Fictional Minds and Interpersonal Relationships in George Eliot’s The Mill on the Floss
George Eliot (1819-1880) is known for her psychoanalysis of the majority of her characters in her literary works. In her second novel, The Mill on the Floss (1860), she focuses on the fictional minds’ subjective first thoughts and intentions. She shows how their unsympathetic workings cause private and collective tragedy by the end of narrative. The novel has frequently been acclaimed by critics and readers alike. However, this book presents a re-evaluation of the text with the help of terminologies borrowed from cognitive narratology in order to shed new light on the significance of one-track minds in this narrative. The book explores the mental functioning of the individual fictional minds, and examines how different modes of mental activities influence the interpersonal relationships between and among the characters. Accordingly, the study argues that the main cause of tragedy in The Mill on the Floss stems from at least two factors. First, the central fictional minds primarily function on the basis of their self-centered thoughts and emotions, over which they usually do not have control. Second, the tragedy is an effect of the social minds’ or public opinion’s unforgetting, unforgiving, and unsympathetic perspectives of any unconventional behavior.

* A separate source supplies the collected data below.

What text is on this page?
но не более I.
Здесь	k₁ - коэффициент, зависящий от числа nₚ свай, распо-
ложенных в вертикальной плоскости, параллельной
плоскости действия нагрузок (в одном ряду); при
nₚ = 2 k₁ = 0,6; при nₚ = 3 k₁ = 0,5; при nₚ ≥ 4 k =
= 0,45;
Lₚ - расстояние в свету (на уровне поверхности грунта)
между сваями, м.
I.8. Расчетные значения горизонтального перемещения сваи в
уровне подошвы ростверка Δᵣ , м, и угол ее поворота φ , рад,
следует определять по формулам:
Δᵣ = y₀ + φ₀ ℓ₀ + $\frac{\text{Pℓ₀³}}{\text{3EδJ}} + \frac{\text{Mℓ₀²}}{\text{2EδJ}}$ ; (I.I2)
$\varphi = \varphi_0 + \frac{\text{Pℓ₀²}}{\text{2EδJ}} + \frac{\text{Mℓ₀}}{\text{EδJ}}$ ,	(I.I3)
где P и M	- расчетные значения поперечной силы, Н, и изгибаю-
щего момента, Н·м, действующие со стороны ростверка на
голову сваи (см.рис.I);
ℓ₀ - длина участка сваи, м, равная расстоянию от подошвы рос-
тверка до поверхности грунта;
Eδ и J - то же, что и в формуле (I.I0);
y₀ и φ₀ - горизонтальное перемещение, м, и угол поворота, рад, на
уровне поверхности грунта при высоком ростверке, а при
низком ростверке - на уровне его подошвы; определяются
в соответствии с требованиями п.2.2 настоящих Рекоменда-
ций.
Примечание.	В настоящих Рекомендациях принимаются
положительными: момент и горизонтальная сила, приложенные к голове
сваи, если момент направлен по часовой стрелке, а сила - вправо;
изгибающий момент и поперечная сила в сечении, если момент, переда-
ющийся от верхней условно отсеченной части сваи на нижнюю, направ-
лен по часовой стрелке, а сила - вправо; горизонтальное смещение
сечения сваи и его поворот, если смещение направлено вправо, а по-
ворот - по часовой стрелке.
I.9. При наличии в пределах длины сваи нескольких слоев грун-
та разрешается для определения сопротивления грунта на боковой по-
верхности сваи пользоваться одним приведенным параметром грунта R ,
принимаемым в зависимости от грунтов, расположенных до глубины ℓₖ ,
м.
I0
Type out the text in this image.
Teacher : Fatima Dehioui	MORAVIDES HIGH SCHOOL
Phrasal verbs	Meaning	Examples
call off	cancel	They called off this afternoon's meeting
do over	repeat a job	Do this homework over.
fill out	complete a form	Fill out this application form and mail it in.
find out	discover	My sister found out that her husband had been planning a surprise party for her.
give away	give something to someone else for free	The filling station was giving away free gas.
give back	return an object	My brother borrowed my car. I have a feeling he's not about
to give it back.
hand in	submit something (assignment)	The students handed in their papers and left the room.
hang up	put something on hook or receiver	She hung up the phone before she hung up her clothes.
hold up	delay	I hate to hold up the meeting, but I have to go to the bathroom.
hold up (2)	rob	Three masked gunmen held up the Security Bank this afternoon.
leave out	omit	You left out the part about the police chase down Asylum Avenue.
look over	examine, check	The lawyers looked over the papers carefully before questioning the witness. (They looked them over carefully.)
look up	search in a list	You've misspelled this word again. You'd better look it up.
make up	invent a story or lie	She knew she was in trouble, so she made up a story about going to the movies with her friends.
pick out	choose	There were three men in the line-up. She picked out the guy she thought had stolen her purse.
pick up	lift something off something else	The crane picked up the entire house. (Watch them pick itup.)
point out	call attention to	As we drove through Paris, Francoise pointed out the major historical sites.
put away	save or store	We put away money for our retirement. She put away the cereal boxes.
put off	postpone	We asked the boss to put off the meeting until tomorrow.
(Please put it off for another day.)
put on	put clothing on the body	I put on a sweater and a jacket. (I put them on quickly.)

Dr Karam Nayebpour teaches English Literature at the Faculty of Letters of Karadeniz Technical University, Turkey. His research areas include narratology, literary theory and criticism, and Anglo-American fiction. He has published various articles on English literature in a number of peer-reviewed journals. He is also the author of the book Mind Presentation in Ian McEwan’s Fiction: Consciousness and the Presentation of Character in Amsterdam, Atonement, and On Chesil Beach (2017).